Stock markets, which began factoring in central bank responses on Monday, fell. Analysts and investors are questioning if the Fed’s booster will be enough in the long run if the virus continues to spread.
Meanwhile, the G7 released a statement vowing to use “all appropriate tools” to combat risks to the global economy.
Overnight tallies of new confirmed cases underline just how much the outbreak has evolved from its Chinese origins.
The number of cases globally now exceeds 90,911 across 77 countries and territories with at least 3,123 deaths reported. Just 125 new cases were reported in China on Tuesday.

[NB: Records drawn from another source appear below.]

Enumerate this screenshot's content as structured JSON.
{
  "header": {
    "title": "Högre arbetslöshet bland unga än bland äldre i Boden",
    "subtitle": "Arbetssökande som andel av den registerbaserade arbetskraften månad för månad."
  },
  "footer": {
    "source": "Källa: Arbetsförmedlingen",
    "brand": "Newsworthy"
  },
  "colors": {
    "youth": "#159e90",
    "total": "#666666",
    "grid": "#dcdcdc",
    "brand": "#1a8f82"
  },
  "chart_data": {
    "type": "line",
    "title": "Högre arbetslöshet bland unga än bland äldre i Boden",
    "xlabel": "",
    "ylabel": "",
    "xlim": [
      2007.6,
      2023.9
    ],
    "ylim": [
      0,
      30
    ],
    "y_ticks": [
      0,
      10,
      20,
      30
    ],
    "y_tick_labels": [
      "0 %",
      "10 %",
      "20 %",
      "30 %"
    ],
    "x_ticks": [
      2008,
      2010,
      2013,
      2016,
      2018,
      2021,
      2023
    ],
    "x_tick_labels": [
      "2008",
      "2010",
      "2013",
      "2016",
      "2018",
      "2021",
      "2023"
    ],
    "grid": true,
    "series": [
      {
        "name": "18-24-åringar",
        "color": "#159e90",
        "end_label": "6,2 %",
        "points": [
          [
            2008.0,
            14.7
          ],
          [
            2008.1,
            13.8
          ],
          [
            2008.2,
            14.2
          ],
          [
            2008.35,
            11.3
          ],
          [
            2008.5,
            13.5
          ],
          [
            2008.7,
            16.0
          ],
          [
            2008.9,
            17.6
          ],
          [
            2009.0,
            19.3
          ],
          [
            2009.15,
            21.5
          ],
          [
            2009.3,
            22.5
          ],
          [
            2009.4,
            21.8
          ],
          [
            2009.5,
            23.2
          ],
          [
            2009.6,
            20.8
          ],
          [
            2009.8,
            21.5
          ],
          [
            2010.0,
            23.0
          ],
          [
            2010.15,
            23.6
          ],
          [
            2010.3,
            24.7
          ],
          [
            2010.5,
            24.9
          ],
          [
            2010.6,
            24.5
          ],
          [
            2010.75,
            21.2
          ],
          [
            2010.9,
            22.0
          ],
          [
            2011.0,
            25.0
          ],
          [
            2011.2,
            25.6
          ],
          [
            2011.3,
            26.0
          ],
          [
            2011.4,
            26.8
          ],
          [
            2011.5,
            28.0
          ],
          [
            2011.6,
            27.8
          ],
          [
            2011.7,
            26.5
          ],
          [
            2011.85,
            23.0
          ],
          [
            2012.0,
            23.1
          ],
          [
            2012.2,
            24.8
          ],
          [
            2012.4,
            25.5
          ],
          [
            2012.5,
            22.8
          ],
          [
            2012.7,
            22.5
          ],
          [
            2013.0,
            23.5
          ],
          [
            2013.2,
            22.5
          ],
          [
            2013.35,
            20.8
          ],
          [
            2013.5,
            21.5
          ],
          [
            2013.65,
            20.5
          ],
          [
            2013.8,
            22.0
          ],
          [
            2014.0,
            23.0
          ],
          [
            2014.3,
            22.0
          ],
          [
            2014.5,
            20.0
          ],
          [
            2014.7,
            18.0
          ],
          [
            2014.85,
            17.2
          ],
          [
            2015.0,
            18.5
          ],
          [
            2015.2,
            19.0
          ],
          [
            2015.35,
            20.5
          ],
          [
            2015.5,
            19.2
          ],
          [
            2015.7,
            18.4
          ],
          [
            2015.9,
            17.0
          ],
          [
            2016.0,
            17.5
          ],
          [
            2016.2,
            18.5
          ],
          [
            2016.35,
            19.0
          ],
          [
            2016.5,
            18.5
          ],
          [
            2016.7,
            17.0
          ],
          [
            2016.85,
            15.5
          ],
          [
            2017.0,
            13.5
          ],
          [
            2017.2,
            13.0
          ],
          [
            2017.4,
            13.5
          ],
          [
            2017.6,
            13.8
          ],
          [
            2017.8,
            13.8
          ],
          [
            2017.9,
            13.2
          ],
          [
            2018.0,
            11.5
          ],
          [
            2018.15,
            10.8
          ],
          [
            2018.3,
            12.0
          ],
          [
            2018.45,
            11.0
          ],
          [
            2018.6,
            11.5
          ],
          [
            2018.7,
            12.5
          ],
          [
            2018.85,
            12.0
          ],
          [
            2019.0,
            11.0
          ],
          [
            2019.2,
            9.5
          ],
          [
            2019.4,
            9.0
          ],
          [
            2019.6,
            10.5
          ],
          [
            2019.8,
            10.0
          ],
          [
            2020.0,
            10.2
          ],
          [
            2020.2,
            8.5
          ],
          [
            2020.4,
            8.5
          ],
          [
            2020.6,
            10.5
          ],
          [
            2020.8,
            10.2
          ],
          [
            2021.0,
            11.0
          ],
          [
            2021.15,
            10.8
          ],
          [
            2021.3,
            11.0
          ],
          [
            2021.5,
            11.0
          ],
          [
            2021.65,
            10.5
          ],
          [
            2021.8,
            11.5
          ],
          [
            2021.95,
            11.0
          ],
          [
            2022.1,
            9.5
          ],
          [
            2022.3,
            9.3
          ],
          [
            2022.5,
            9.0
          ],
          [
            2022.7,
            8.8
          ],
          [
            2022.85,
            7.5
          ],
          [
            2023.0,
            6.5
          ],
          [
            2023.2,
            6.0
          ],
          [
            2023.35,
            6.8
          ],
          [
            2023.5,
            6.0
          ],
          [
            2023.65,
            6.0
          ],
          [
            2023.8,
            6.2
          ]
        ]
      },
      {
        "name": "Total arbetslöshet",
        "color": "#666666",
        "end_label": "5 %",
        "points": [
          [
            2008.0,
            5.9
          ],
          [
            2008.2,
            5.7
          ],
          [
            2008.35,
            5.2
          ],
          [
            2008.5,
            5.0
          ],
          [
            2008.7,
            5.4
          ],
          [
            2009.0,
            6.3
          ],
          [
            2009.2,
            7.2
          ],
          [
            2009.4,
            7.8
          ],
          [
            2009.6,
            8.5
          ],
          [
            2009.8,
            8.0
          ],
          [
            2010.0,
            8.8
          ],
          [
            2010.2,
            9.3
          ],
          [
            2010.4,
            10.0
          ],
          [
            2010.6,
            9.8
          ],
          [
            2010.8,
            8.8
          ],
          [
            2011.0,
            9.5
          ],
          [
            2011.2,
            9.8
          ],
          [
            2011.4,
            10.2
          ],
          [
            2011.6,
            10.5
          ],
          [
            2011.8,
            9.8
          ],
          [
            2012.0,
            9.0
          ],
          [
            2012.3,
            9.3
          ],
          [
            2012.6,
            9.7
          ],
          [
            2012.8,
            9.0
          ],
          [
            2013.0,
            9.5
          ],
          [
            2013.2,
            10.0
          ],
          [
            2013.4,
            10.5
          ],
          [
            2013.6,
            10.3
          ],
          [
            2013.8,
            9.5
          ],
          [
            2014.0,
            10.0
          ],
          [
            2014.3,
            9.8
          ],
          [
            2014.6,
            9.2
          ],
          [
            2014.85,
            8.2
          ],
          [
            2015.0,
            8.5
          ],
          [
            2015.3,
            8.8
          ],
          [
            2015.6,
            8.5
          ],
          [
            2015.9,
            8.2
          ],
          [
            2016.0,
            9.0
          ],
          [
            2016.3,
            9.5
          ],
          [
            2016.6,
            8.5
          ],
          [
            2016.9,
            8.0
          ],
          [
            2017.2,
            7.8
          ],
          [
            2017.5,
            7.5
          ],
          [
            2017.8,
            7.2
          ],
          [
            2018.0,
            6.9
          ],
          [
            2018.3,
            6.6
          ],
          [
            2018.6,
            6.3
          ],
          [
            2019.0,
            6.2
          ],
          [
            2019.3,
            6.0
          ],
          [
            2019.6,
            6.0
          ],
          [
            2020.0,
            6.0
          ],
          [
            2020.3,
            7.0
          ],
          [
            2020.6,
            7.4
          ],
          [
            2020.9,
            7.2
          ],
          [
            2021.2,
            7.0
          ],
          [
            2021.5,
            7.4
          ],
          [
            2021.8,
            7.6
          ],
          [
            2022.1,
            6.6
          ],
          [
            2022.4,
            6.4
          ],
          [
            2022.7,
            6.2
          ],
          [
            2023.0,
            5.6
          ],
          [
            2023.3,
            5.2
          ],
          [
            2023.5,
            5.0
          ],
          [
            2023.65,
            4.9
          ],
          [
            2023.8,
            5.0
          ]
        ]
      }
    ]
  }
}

There were more than 600 in South Korea, 542 in Iran and 523 in Italy.
In Iran, where the death toll has risen to 77, Supreme Leader Ayatollah Ali Khamenei urged people to wash their hands in a state address, where he also described the outbreaks as “not something extraordinary.”
In the United States, more than 100 cases have been reported with two cases in New York. Six deaths in Washington have prompted fears for elderly patients in nursing homes.
See a graphic of the spread here: here
Containment still top priority
World Health Organization Director-General Tedros Adhanom Ghebreyesus said the risk of the epidemic spreading was now very high at a global level, but there was evidence that surveillance was working in South Korea and containment was possible.
“We are in uncharted territory. We have never before seen a respiratory pathogen that is capable of community transmission, but which can also be contained with the right measures,” he said.
“Containment of COVID-19 is feasible and must remain the top priority for all countries.”
Fewer hugs, kisses and handshakes
Fears of infection are changing aspects of everyday life, including greeting habits: from NBA basketball to international cricket, fist bumps are replacing handshakes and even high-fives. Personal contact such as employees hugging is being discouraged by U.S. companies, who are also shelving conferences and testing technologies for the possibility of off-site relocations.